It seems Inmarsat has a serious challenger in the arena of satellite modems. With the recent launch of the ThurayaIP I am sure that many in the humanitarian community are now considering this newcomer as a worthy alternative to the BGAN. Until now the BGAN was really the only option for remote INTERNET connectivity when heading to the field. The spec’s are impressive (the size of an A5 sheet of paper, built in 802.11b WiFi, and Skype compatible) I think this new entry will give the venerable BGAN a run for it’s money.
Check this out:
- “Standard” background IP service with bandwidth of up to 444 Kbps for Internet access, etc
- Dedicated streaming IP services ranging from 16 Kbps to 384 Kbps for bandwidth hungry applications like video streaming.
- Absolutely Portable – Exceptionally small in size (A5 size), ThurayaIP can be easily moved across locations and set up instantly.

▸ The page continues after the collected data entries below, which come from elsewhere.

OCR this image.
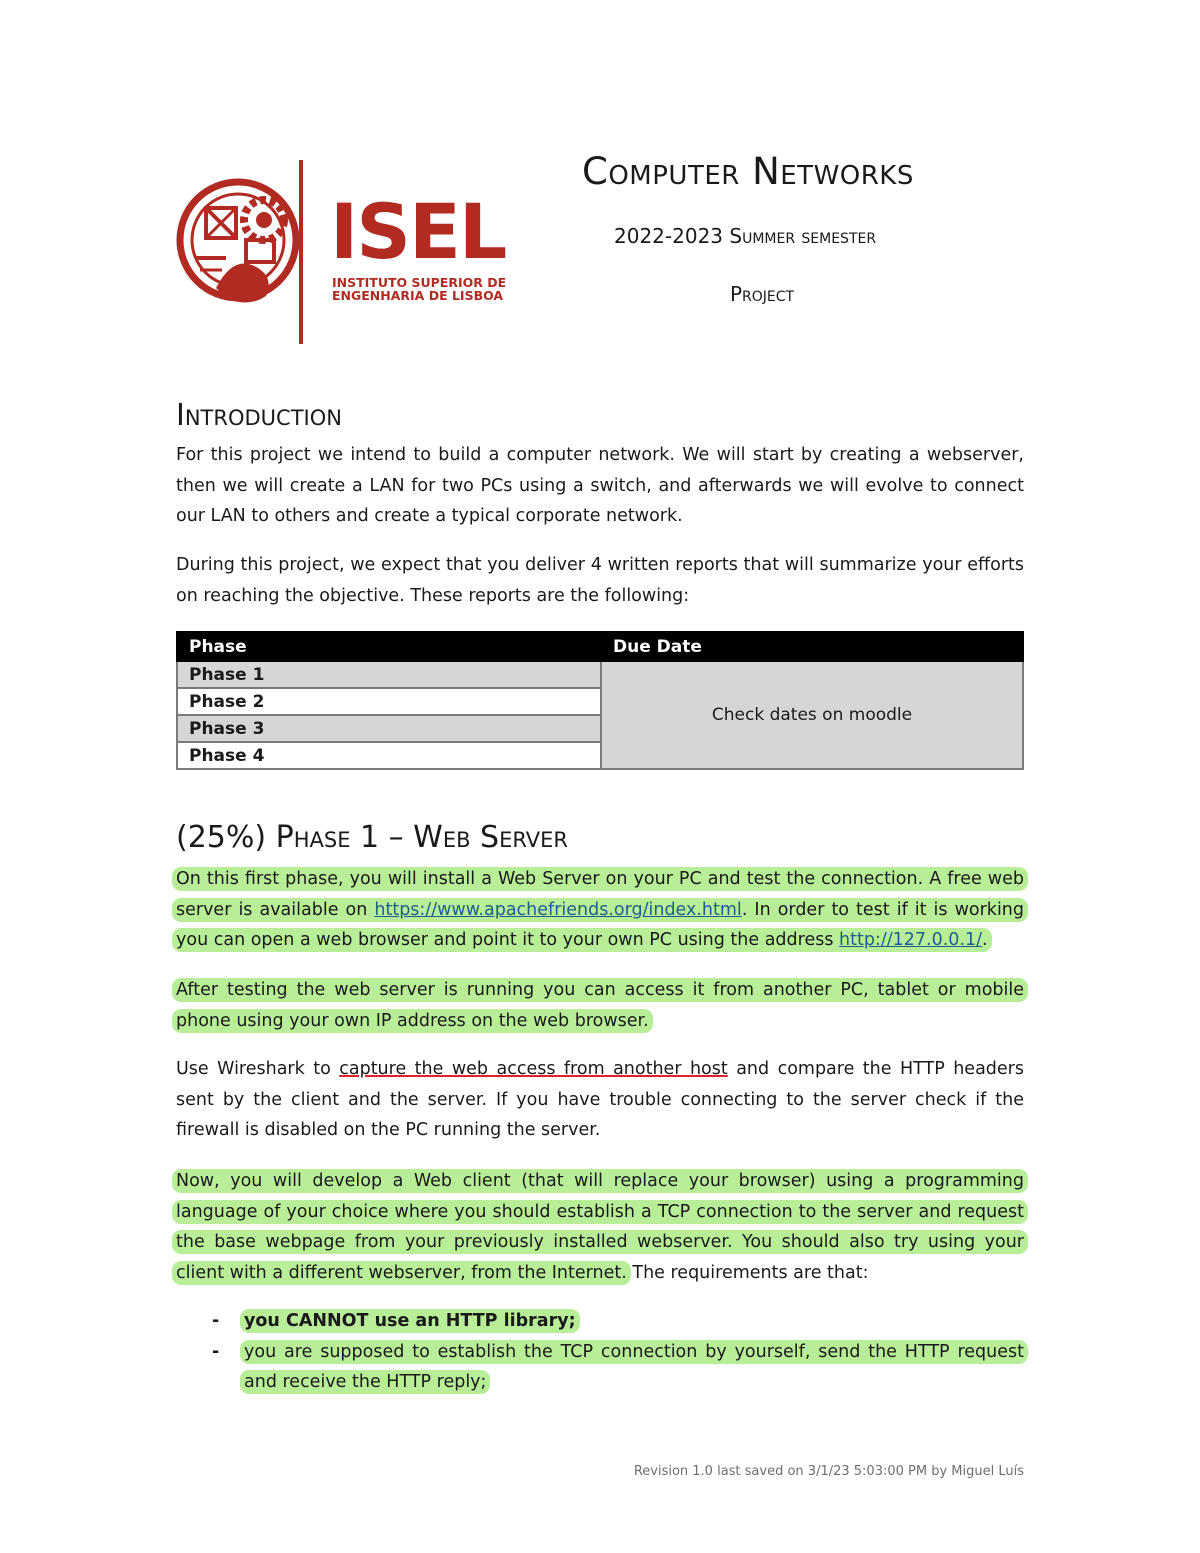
ISEL
INSTITUTO SUPERIOR DE
ENGENHARIA DE LISBOA
Computer Networks
2022-2023 Summer semester
Project
Introduction

For this project we intend to build a computer network. We will start by creating a webserver, then we will create a LAN for two PCs using a switch, and afterwards we will evolve to connect our LAN to others and create a typical corporate network.

During this project, we expect that you deliver 4 written reports that will summarize your efforts on reaching the objective. These reports are the following:

Phase	Due Date
Phase 1	Check dates on moodle
Phase 2	
Phase 3	
Phase 4	
(25%) Phase 1 – Web Server

On this first phase, you will install a Web Server on your PC and test the connection. A free web server is available on https://www.apachefriends.org/index.html. In order to test if it is working you can open a web browser and point it to your own PC using the address http://127.0.0.1/.

After testing the web server is running you can access it from another PC, tablet or mobile phone using your own IP address on the web browser.

Use Wireshark to capture the web access from another host and compare the HTTP headers sent by the client and the server. If you have trouble connecting to the server check if the firewall is disabled on the PC running the server.

Now, you will develop a Web client (that will replace your browser) using a programming language of your choice where you should establish a TCP connection to the server and request the base webpage from your previously installed webserver. You should also try using your client with a different webserver, from the Internet. The requirements are that:

- you CANNOT use an HTTP library;
- you are supposed to establish the TCP connection by yourself, send the HTTP request and receive the HTTP reply;
Revision 1.0 last saved on 3/1/23 5:03:00 PM by Miguel Luís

- Highly Competitive – Offers the most attractive and competitive service with volume based charging via various bundling options and unlimited usage price plans.
- Robust – Conforms to IP 55 standard ingress protection standards; enabling outdoor installation in extreme weather conditions for extended periods of time.
- Unmatched Flexibility – Easy to use in both portable and semi-fixed environments. Instant LAN setup through multi-user support allows an entire team to share a single unit.
- Convenience– Simply connect ThurayaIP to a laptop, point to the satellite and enjoy satellite Broadband services.
- Stand Alone – Easy to setup and start working- no laptop or PC is required to navigate setup. An embedded button and LCD in the terminal guides you through the whole setup control.
- Complete security with GmPRS encryption algorithm (GEA2) – Connect seamlessly via your preferred VPN application.